O próprio ministro já enterrou mais de uma vez a ideia de um tributo nos moldes da antiga CPMF, mas disse contribuição seria uma forma de financiar a desoneração da folha de pagamentos

Lorenna Rodrigues, O Estado de S.Paulo

12 de novembro de 2020 | 12h44

BRASÍLIA - Depois de enterrar por mais de uma vez a ideia de um tributo nos moldes da antiga CPMF, o ministro da Economia, Paulo Guedes, voltou a citar nesta quinta-feira, 12, a criação de uma contribuição sobre transações digitais como forma de financiar a desoneração da folha de pagamentos

“Vamos reduzir a carga de impostos indiretos substancialmente. Queremos desonerar a folha de pagamentos, que é o mais cruel dos impostos. Falamos em contribuição sobre transações, principalmente digitais, para financiar desoneração da folha”, afirmou.  

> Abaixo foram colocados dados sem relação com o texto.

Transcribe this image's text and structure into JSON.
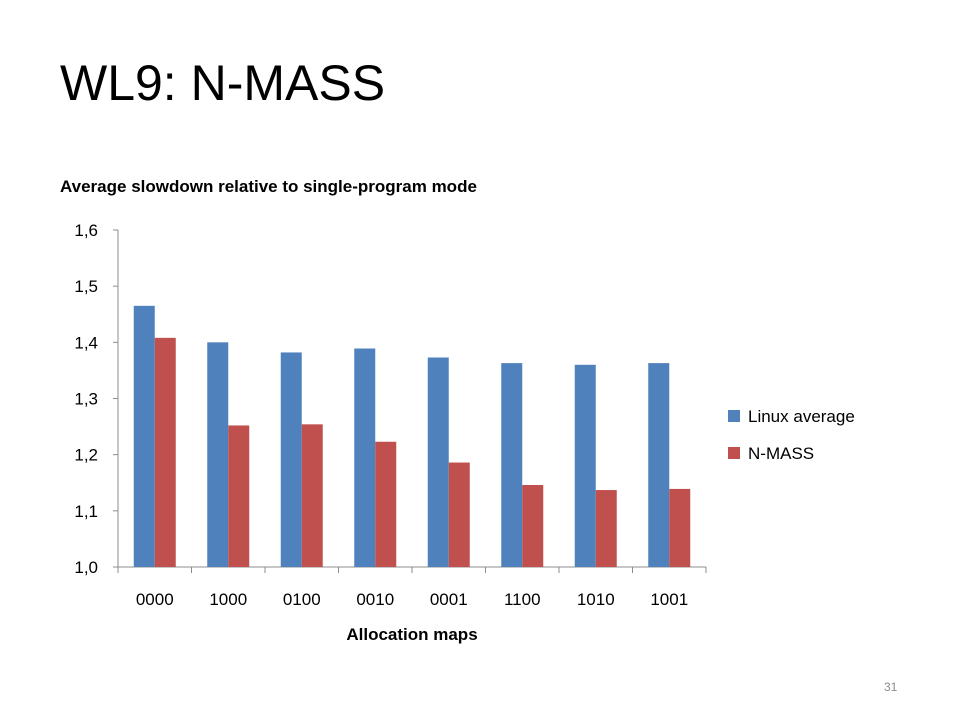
{
  "slide": {
    "title": "WL9: N-MASS",
    "page_number": "31"
  },
  "colors": {
    "linux": "#4f81bd",
    "nmass": "#c0504d",
    "axis": "#8c8c8c"
  },
  "chart_data": {
    "type": "bar",
    "title": "Average slowdown relative to single-program mode",
    "xlabel": "Allocation maps",
    "ylabel": "",
    "ylim": [
      1.0,
      1.6
    ],
    "yticks": [
      "1,0",
      "1,1",
      "1,2",
      "1,3",
      "1,4",
      "1,5",
      "1,6"
    ],
    "categories": [
      "0000",
      "1000",
      "0100",
      "0010",
      "0001",
      "1100",
      "1010",
      "1001"
    ],
    "series": [
      {
        "name": "Linux average",
        "color": "#4f81bd",
        "values": [
          1.465,
          1.4,
          1.382,
          1.389,
          1.373,
          1.363,
          1.36,
          1.363
        ]
      },
      {
        "name": "N-MASS",
        "color": "#c0504d",
        "values": [
          1.408,
          1.252,
          1.254,
          1.223,
          1.186,
          1.146,
          1.137,
          1.139
        ]
      }
    ],
    "legend_position": "right",
    "grid": false
  }
}
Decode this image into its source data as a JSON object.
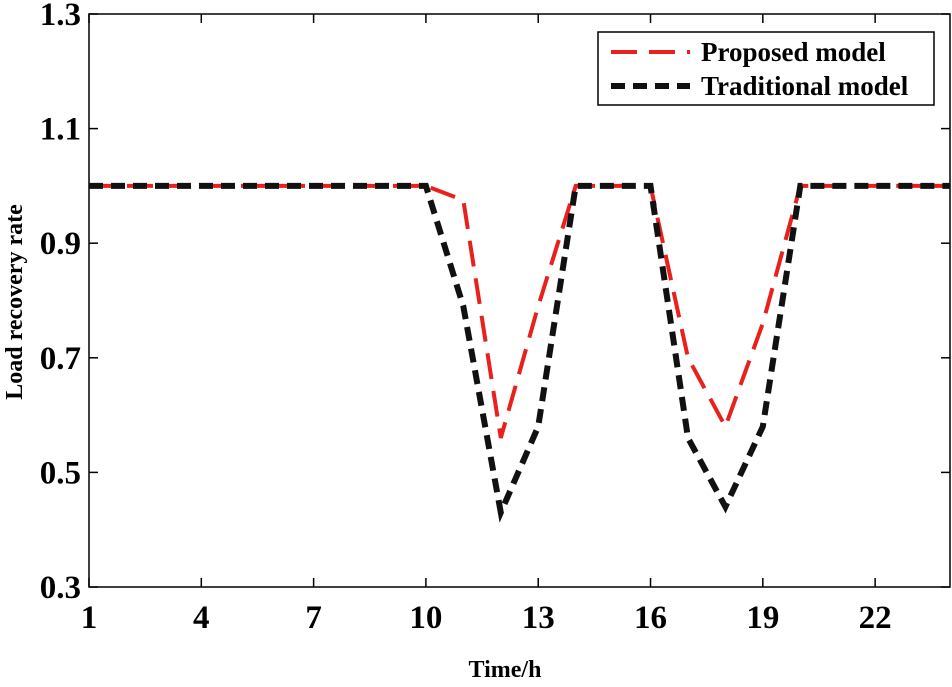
{
  "chart_data": {
    "type": "line",
    "title": "",
    "xlabel": "Time/h",
    "ylabel": "Load recovery rate",
    "xlim": [
      1,
      24
    ],
    "ylim": [
      0.3,
      1.3
    ],
    "xticks": [
      1,
      4,
      7,
      10,
      13,
      16,
      19,
      22
    ],
    "xtick_labels": [
      "1",
      "4",
      "7",
      "10",
      "13",
      "16",
      "19",
      "22"
    ],
    "yticks": [
      0.3,
      0.5,
      0.7,
      0.9,
      1.1,
      1.3
    ],
    "ytick_labels": [
      "0.3",
      "0.5",
      "0.7",
      "0.9",
      "1.1",
      "1.3"
    ],
    "grid": false,
    "legend_position": "top-right",
    "x": [
      1,
      2,
      3,
      4,
      5,
      6,
      7,
      8,
      9,
      10,
      11,
      12,
      13,
      14,
      15,
      16,
      17,
      18,
      19,
      20,
      21,
      22,
      23,
      24
    ],
    "series": [
      {
        "name": "Proposed model",
        "color": "#e8211c",
        "dash": "long-dash",
        "values": [
          1.0,
          1.0,
          1.0,
          1.0,
          1.0,
          1.0,
          1.0,
          1.0,
          1.0,
          1.0,
          0.975,
          0.56,
          0.79,
          1.0,
          1.0,
          1.0,
          0.7,
          0.58,
          0.76,
          1.0,
          1.0,
          1.0,
          1.0,
          1.0
        ]
      },
      {
        "name": "Traditional model",
        "color": "#111111",
        "dash": "short-dash",
        "values": [
          1.0,
          1.0,
          1.0,
          1.0,
          1.0,
          1.0,
          1.0,
          1.0,
          1.0,
          1.0,
          0.79,
          0.43,
          0.58,
          1.0,
          1.0,
          1.0,
          0.56,
          0.44,
          0.58,
          1.0,
          1.0,
          1.0,
          1.0,
          1.0
        ]
      }
    ]
  }
}
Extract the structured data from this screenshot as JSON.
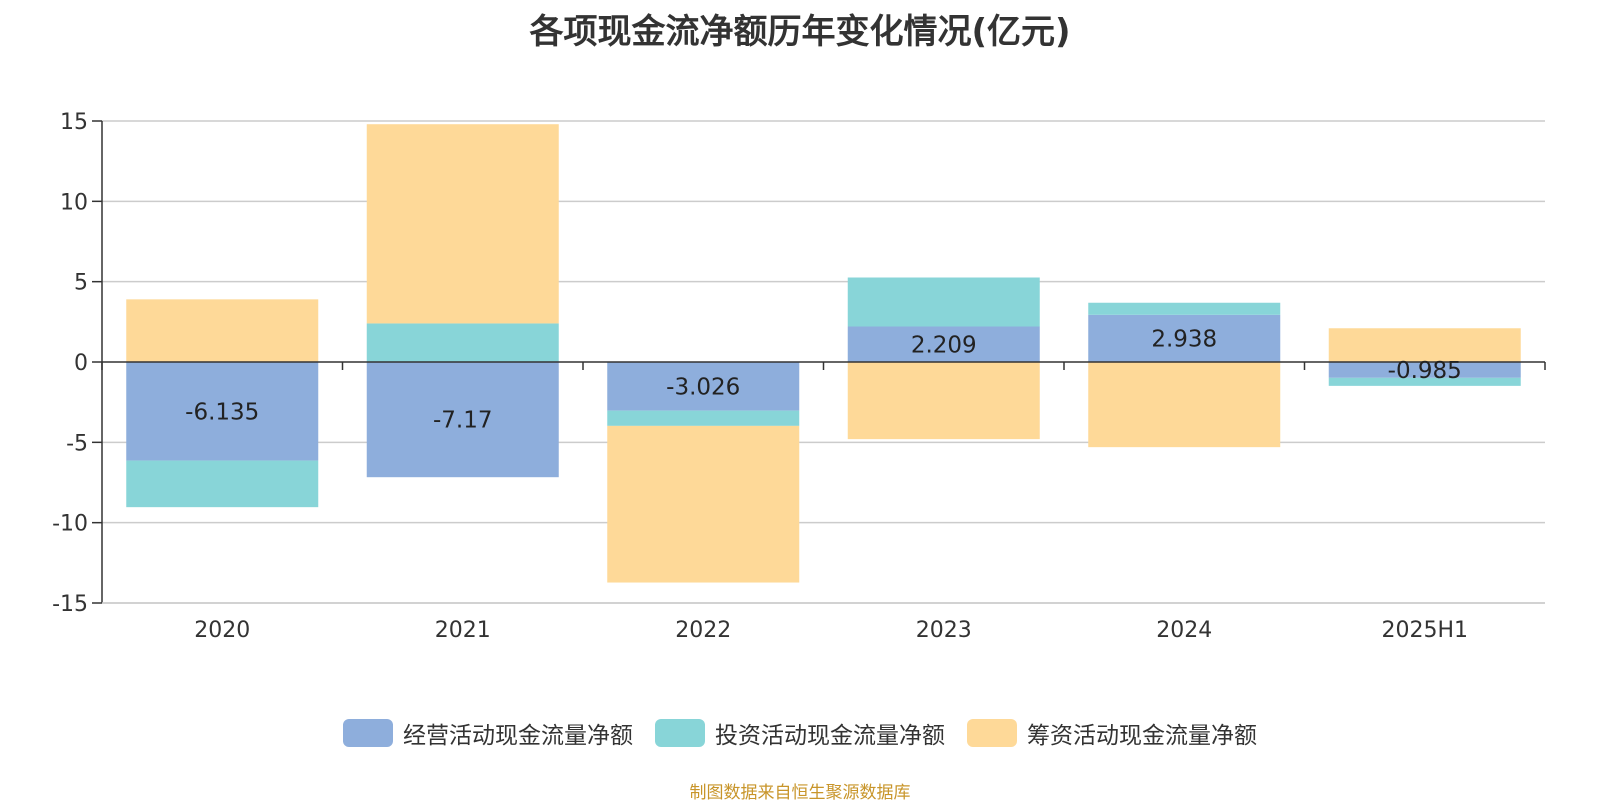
{
  "chart_data": {
    "type": "bar",
    "stacked": true,
    "title": "各项现金流净额历年变化情况(亿元)",
    "categories": [
      "2020",
      "2021",
      "2022",
      "2023",
      "2024",
      "2025H1"
    ],
    "series": [
      {
        "name": "经营活动现金流量净额",
        "color": "#8eaedc",
        "values": [
          -6.135,
          -7.17,
          -3.026,
          2.209,
          2.938,
          -0.985
        ],
        "labels": [
          "-6.135",
          "-7.17",
          "-3.026",
          "2.209",
          "2.938",
          "-0.985"
        ]
      },
      {
        "name": "投资活动现金流量净额",
        "color": "#88d5d8",
        "values": [
          -2.9,
          2.4,
          -0.95,
          3.05,
          0.75,
          -0.5
        ]
      },
      {
        "name": "筹资活动现金流量净额",
        "color": "#fed998",
        "values": [
          3.9,
          12.4,
          -9.75,
          -4.8,
          -5.3,
          2.1
        ]
      }
    ],
    "ylim": [
      -15,
      15
    ],
    "yticks": [
      15,
      10,
      5,
      0,
      -5,
      -10,
      -15
    ],
    "ytick_labels": [
      "15",
      "10",
      "5",
      "0",
      "-5",
      "-10",
      "-15"
    ],
    "grid": true,
    "legend_position": "bottom-center",
    "xlabel": "",
    "ylabel": ""
  },
  "source_note": "制图数据来自恒生聚源数据库"
}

O ministro voltou a dizer que o governo pretende tributar a distribuição de dividendos, hoje isenta de Imposto de Renda. “Não haverá mais imposto para quem paga imposto, mas quem nunca pagou vai começar a pagar”, completou. 

Economia com Previdência

Guedes disse que a economia com reforma da Previdência, que está entrou em vigor há um ano, pode ser maior do que a inicialmente prevista e chegar a R$ 500 bilhões nos próximos anos.

Em evento virtual organizado pela Associação Brasileira de Supermercados (Abras), ele defendeu a redução do tamanho do Estado e disse que, de cada 100 servidores aposentados, o governo está contratando apenas 26 novos funcionários públicos, o que foi facilitado com a digitalização de serviços. 

“O modelo baseado em gastos públicos já nos levou duas vezes à hiperinflação. Não podemos por covardia e politicagem continuar gastando além da nossa capacidade financeira”, completou. O ministro voltou a pedir a aprovação do chamado pacto federativo, enviado há mais de um ano ao Congresso Nacional.

Guedes ressaltou que é preciso transformar a “onda de consumo” criada pelas medidas de estímulo para fazer frente à pandemia do coronavírus em investimento. E voltou a dizer que vai “derrubar” a relação dívida/PIB em 2021.